SHERIDAN — Self-injury might not always lead to suicidal ideations, but determining the severity of those acts proves difficult. Dr. Carolyn Pepper provided physicians, counselors and other social workers with tools to help prevent acts of self-injury from continuing and transitioning into suicide attempts during an Inner Circle presentation Thursday at the Sheridan County Fulmer Public Library.
Pepper serves as a University of Wyoming psychology department professor and director of clinical training, focusing specifically on self-injury, suicide and clinical psychology.

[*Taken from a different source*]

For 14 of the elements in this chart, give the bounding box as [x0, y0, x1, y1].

Her presentation focused on suicide statistics specifically for the Mountain West region of the United States, self-injury that may or may not lead to suicide attempts and suicide prevention.
Self-injury most commonly includes cutting or burning oneself without suicidal intent, according to a journal published by JJ Muehlenkamp and P.M. Gutierrez in 2004.
Clinicians have identified the age groups most susceptible to this type of self-harm as adolescents and young adults, although Pepper alluded to adults also causing self-injury by picking fights they know they’ll lose, aggressive behavior like punching a wall or putting themselves in compromising health situations.
Pepper did not present statistics relating to suicides recorded after a person inflicted self-injury, though she did say 35 percent of people inflicting self-injury did it for emotion regulation and 15 percent did it to communicate stress.
Pepper pointed to a notable difference in those adolescents or young adults who inflict self-injury as a means of emotion regulation versus it leading to suicidal actions.
“They keep moving to different methods and keep looking for that same sense of relief,” Pepper said. “You build up a tolerance and you move to the next method, and you build up a tolerance for that. Each time you’re moving to something more severe.”
Buffalo school counselor Jen Skaggs, who attended the training Thursday, found Pepper’s presentation refreshing, as a lot of what Pepper presented has already been implemented in the Buffalo school systems. Skaggs did find the information on method movements as a helpful tool for future assessments with students in Johnson County.
When a student is reported or self-reports crisis, whether it is self-injury, suicidal comments or ideation or another form, Skaggs and other certified counselors within the school district complete a risk assessment per the district’s established crisis protocol. The crisis protocol looks similarly to prevention treatments presented by Pepper, which included Collaborative Assessment and Management of Suicidality, suicide safety plans, cognitive therapy for suicidality and dialectical behavior therapy (DBT). DBT was first used as a treatment for borderline personality disorder but has proven to be a helpful tool for suicide prevention and other behavioral issues.
Skaggs not only works with other counselors in the district when a student presents a risk to themselves or others but also connects with parents and Northern Wyoming Mental Health Center which is based in Sheridan with additional offices in Buffalo, Newcastle and Sundance.
Skaggs feels fortunate to collaborate with such a solid group of coworkers and community outlets and believes the success she finds in her work with children can be heavily credited to that.
“I’m not having to make the decision (on how to help a student) by myself,” Skaggs said.
Non-suicidal self-injury practices are common in schools, Skaggs said, and the indicators Pepper discussed will help Skaggs with future situations.
While not all forms of self-injury lead to suicidality, Pepper said it can be prevented and replaced with positive, non-destructive behaviors.